Sunday, October 13, 2024

Dia Mundial do Escritor

Dez da noite de domingo, todos recolhidos, então meu amigo Bigode lembra numa postagem que hoje é o Dia Mundial do Escritor. 

Bem legal. Em julho tem o Dia Nacional, bem na véspera do meu aniversário. 

Passei um dia de escritor. Em silêncio.

Trabalhei. Escrevi para um livro.  

Vi um show dos Rolling Stones e o excelente programa Persona, em reprise com Ary Toledo - um artista gigantesco que os mais jovens não têm ideia. 

Não interajo muito com escritores. Na verdade, não interajo muito com todo mundo. Já fiz muito disso, agora é diferente. E escrever é necessariamente um exercício solitário.

Pela quantidade de pessoas com quem falei nos últimos 14 anos - milhares -, provavelmente muita gente gostou do que escrevi e sou grato por isso. Muito grato. Imagine, há 15 anos eu sonhava em ser um autor publicado, mas não tinha a menor chance de acontecer. Só que veio o inesperado e, entre parcerias e trabalhos solo, foram 40 livros. Pronto. Se no futuro existirem sebos, tenho chance da minha garrafinha jogada ao mar parar nas mãos de alguém, que poderá gostar ou detestar, até ser indiferente, mas eu nada saberei porque já estarei morto há muito tempo. E isso é bonito nos livros: a sintonia entre pessoas sem contato. Meus autores prediletos praticamente não me conheceram. 

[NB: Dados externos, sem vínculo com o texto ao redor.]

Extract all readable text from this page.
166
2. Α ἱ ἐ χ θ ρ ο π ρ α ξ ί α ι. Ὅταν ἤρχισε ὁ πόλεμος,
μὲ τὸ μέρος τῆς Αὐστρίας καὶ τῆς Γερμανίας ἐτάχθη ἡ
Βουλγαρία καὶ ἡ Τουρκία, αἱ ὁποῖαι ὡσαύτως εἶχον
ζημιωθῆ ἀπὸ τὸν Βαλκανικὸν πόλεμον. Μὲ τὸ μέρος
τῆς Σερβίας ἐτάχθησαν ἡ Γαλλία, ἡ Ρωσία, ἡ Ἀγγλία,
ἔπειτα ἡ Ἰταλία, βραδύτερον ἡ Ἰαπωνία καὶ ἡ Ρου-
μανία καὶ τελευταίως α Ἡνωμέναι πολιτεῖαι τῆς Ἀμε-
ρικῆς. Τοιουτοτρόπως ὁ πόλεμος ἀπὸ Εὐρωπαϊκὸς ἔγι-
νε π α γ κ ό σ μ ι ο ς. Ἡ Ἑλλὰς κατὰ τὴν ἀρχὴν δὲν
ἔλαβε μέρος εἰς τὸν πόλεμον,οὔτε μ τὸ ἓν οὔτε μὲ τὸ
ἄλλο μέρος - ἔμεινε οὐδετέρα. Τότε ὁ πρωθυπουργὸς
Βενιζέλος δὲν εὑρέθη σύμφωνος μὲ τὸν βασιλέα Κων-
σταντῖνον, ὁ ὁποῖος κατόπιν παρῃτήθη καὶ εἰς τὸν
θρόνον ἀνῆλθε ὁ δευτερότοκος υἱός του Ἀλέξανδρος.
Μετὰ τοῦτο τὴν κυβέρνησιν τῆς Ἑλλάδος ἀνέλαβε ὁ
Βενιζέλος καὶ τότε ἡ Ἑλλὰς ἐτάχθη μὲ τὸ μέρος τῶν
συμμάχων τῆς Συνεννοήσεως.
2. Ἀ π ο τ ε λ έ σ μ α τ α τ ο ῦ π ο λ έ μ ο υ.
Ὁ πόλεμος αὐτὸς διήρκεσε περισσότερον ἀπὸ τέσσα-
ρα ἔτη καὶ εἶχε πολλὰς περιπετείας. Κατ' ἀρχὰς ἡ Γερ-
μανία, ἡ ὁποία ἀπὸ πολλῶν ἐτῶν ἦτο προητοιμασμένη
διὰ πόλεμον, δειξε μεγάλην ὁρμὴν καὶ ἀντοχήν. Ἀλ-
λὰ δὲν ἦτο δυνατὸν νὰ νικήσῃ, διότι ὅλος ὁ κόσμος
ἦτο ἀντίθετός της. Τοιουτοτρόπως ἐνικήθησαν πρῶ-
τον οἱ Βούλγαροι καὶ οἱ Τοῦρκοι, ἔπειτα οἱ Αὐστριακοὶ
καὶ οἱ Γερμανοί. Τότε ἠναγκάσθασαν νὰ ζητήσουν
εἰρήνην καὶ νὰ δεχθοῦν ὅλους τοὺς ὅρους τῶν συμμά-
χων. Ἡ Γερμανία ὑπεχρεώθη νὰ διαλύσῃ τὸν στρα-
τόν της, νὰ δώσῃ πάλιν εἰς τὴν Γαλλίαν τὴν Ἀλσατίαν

Não lucrei nada, tenho lutado como um cão, cada dia é um dia, mas não seria honesto dizer que não fui feliz. Fui e muito. Por exemplo, eu gosto muito do meu time de futebol e escrevi 26 livros sobre ele, imagine. Quantas pessoas no mundo conseguiram fazer o mesmo por seus times? É muito difícil, então me realizei. E fora do futebol foi outro monte que muito me orgulha. Basicamente escrevo sobre o Rio, as ruas, os bairros que considero minhas casas, as pessoas humildes, meus poucos ídolos, meus amigos mortos, um ou outro amor. 

Tanto faz se é um, dois, cinco ou vinte livros: a emoção é a mesma. Um novo livro é sempre um coração batendo mais forte. Começa tudo de novo. 

Escrevi coisas que acho muito boas, outras boas e outras aceitáveis. O que faço é descrever o que vejo, sinto e penso. Muita gente chorou e me disse, outros riram muito. Os haters vociferaram sem ler, é claro. O fato é que não houve indiferença e isso é ótimo. 

Voltando ao meu time: será que, naquela noite de 1973, quando virei Fluminense por causa da palavra e do nome do Félix, já estava escrito que, um dia, eu escreveria sobre o Flu? Não sei, mas eu lembro direitinho daquela noite, hoje tão longe mas tão perto. Outra noite que lembro muito é a do famoso gol de barriga em 1995: ali eu mudei para sempre. 

Minha única tristeza é meus pais não terem visto esse trabalho, nem meu irmão. Eles batalharam para que eu pudesse estudar, se preocuparam comigo e nunca me patrulharam: confiaram em mim. Teria sido muito bom ter fotos deles com algum livro meu, mas tudo bem: não se pode vencer todas. 

"Agora é noite e o silêncio prevalece. 

Daqui a pouco o proletariado vai acordar, ainda no escuro, com suas lutas e marmitas, para a longa travessia ferroviária até a gare da Central do Brasil. 

Nas ruas, famintos sem casa vão virar a noite. É o medo do estupro ou de um assassinato horrível. Não devíamos aceitar que ninguém vivesse assim mas, numa sociedade marcada pela hipocrisia e indiferença, o que temos é o desprezo. 

Agora é noite, a semana invade o meio do mês e a ampulheta do ano está se esvaziando.

Perdemos homens admiráveis antes da hora, mas os medíocres continuam firmes. 

A corrupção e a hipocrisia estão de braços dados e dedo em riste. Somos uma grande Gotham City banhada pelo fascismo. Mas é preciso resistir.

Perto da janela, um vizinho ouve rádio e a voz de Renato Russo corta o silêncio: 'Cordeiro de Deus que tirais o pecado do mundo, dai-nos a paz.'

A noite de domingo mistura estranhamente solidão, saudade, melancolia e esperança. Quem vencerá?"